On Tuesday, the Maine House voted 76-68 in favor of the proposal, but it failed to pass because it fell short of the required two-thirds majority. The same thing happened last week in the Maine Senate, which voted 20-13 in favor of the amendment but fell short of the requirement.

The proposed amendment, known as LD 780, must be supported by each chamber in order for it to be placed on the ballot, which would allow Maine voters to weigh in on whether or not to enshrine abortion rights in the state constitution.

The state House and Senate will get a final vote on the proposal, which is scheduled for next week, though it appears it’s likely to fail in the House without having received any Republican support from the initial vote.

Maine already has some of the least restrictive abortion laws in the U.S., allowing for the procedure up until viability. The proposed amendment to the state constitution was an effort to get ahead of any future debates on the issue in the legislature and to record lawmakers’ positions on abortion in an election year.

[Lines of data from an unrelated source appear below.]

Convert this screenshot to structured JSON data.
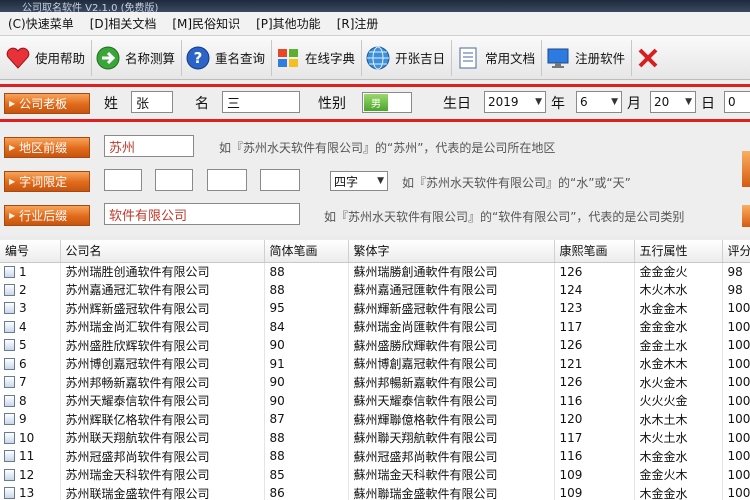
{
  "window": {
    "title": "公司取名软件 V2.1.0 (免费版)"
  },
  "menu": [
    "(C)快速菜单",
    "[D]相关文档",
    "[M]民俗知识",
    "[P]其他功能",
    "[R]注册"
  ],
  "toolbar": [
    {
      "label": "使用帮助",
      "icon": "heart-icon"
    },
    {
      "label": "名称测算",
      "icon": "forward-arrow-icon"
    },
    {
      "label": "重名查询",
      "icon": "question-icon"
    },
    {
      "label": "在线字典",
      "icon": "windows-logo-icon"
    },
    {
      "label": "开张吉日",
      "icon": "globe-icon"
    },
    {
      "label": "常用文档",
      "icon": "document-icon"
    },
    {
      "label": "注册软件",
      "icon": "monitor-icon"
    },
    {
      "label": "",
      "icon": "close-icon"
    }
  ],
  "form": {
    "owner_btn": "公司老板",
    "surname_label": "姓",
    "surname_value": "张",
    "given_label": "名",
    "given_value": "三",
    "gender_label": "性别",
    "gender_toggle": "男",
    "birthday_label": "生日",
    "year": "2019",
    "year_unit": "年",
    "month": "6",
    "month_unit": "月",
    "day": "20",
    "day_unit": "日",
    "hour": "0",
    "region_btn": "地区前缀",
    "region_value": "苏州",
    "region_hint": "如『苏州水天软件有限公司』的“苏州”，代表的是公司所在地区",
    "word_btn": "字词限定",
    "word_count": "四字",
    "word_hint": "如『苏州水天软件有限公司』的“水”或“天”",
    "industry_btn": "行业后缀",
    "industry_value": "软件有限公司",
    "industry_hint": "如『苏州水天软件有限公司』的“软件有限公司”，代表的是公司类别"
  },
  "table": {
    "columns": [
      "编号",
      "公司名",
      "简体笔画",
      "繁体字",
      "康熙笔画",
      "五行属性",
      "评分"
    ],
    "rows": [
      [
        "1",
        "苏州瑞胜创通软件有限公司",
        "88",
        "蘇州瑞勝創通軟件有限公司",
        "126",
        "金金金火",
        "98"
      ],
      [
        "2",
        "苏州嘉通冠汇软件有限公司",
        "88",
        "蘇州嘉通冠匯軟件有限公司",
        "124",
        "木火木水",
        "98"
      ],
      [
        "3",
        "苏州辉新盛冠软件有限公司",
        "95",
        "蘇州輝新盛冠軟件有限公司",
        "123",
        "水金金木",
        "100"
      ],
      [
        "4",
        "苏州瑞金尚汇软件有限公司",
        "84",
        "蘇州瑞金尚匯軟件有限公司",
        "117",
        "金金金水",
        "100"
      ],
      [
        "5",
        "苏州盛胜欣辉软件有限公司",
        "90",
        "蘇州盛勝欣輝軟件有限公司",
        "126",
        "金金土水",
        "100"
      ],
      [
        "6",
        "苏州博创嘉冠软件有限公司",
        "91",
        "蘇州博創嘉冠軟件有限公司",
        "121",
        "水金木木",
        "100"
      ],
      [
        "7",
        "苏州邦畅新嘉软件有限公司",
        "90",
        "蘇州邦暢新嘉軟件有限公司",
        "126",
        "水火金木",
        "100"
      ],
      [
        "8",
        "苏州天耀泰信软件有限公司",
        "90",
        "蘇州天耀泰信軟件有限公司",
        "116",
        "火火火金",
        "100"
      ],
      [
        "9",
        "苏州辉联亿格软件有限公司",
        "87",
        "蘇州輝聯億格軟件有限公司",
        "120",
        "水木土木",
        "100"
      ],
      [
        "10",
        "苏州联天翔航软件有限公司",
        "88",
        "蘇州聯天翔航軟件有限公司",
        "117",
        "木火土水",
        "100"
      ],
      [
        "11",
        "苏州冠盛邦尚软件有限公司",
        "88",
        "蘇州冠盛邦尚軟件有限公司",
        "116",
        "木金金水",
        "100"
      ],
      [
        "12",
        "苏州瑞金天科软件有限公司",
        "85",
        "蘇州瑞金天科軟件有限公司",
        "109",
        "金金火木",
        "100"
      ],
      [
        "13",
        "苏州联瑞金盛软件有限公司",
        "86",
        "蘇州聯瑞金盛軟件有限公司",
        "109",
        "木金金水",
        "100"
      ]
    ]
  },
  "colors": {
    "accent_orange": "#e06a1a",
    "red_rule": "#e02020",
    "toggle_green": "#4aa52a"
  }
}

Florida is preparing for its six-week abortion ban to take effect on May 1. Until then, abortion remains legal in the state until 15 weeks.

Last week, the conservative-leaning Florida Supreme Court upheld the 15-week ban on the procedure, which was enacted in 2022. That decision triggered a six-week abortion ban, signed last year by Gov. Ron DeSantis, to go into effect 30 days from the decision, which is May 1. The six-week ban makes exceptions for rape and incest and for when the life of the mother is in danger.

In an Emerson College poll conducted this week, a majority of Floridians (57% of poll participants) think that a six-week abortion ban is “too strict.” Fifteen percent said the ban isn’t strict enough, and 28% think the ban is on point.

Come November, Floridians will get the chance to invalidate the six-week ban at the ballot box when they decide on a measure that would guarantee the right to an abortion “before viability” by amending the state’s constitution.

But the caveat is that a 60% supermajority of voters need to vote in favor for this to happen. According to the poll, only 42% said they plan to vote in favor of a ballot amendment.

This week Kansas lawmakers in the Republican-controlled legislature pushed through a bill that would make it a crime to coerce someone into having an abortion. People in the state who make physical or financial threats against other people to force them into getting an abortion could face penalties such as a year in prison and a fine of up to $10,000.

The measure goes to the desk of Democratic Gov. Laura Kelly, a strong abortion rights supporter, who is expected to veto any such anti-abortion measures. However, both the state House and Senate appear to be close to having the two-thirds majority needed to override her veto, according to the Associated Press.

The Iowa Supreme Court heard arguments on Thursday over whether the state’s most recent abortion law, which bans most abortions after about six weeks of pregnancy, should go into effect.

Abortion is currently banned at 22 weeks of pregnancy in Iowa, and the state requires patients to make two in-person visits: one for in-person counseling and one 24 hours later for the procedure, which must be provided by a physician, according to the Guttmacher Institute, a research organization that supports abortion rights.

The attorney for the state of Iowa asked the court to uphold the so-called “heartbeat law,” which limits abortions after the time around when a fetal heartbeat could be detected through an abdominal ultrasound, or around six weeks. But that’s also at a point in pregnancy when women often don’t even know they’re pregnant.

Meanwhile, Planned Parenthood is suing Iowa Gov. Kim Reynolds over the heartbeat law. An attorney for Planned Parenthood argued for the court to uphold a lower district court ruling that said the fetal heartbeat bill was unconstitutional.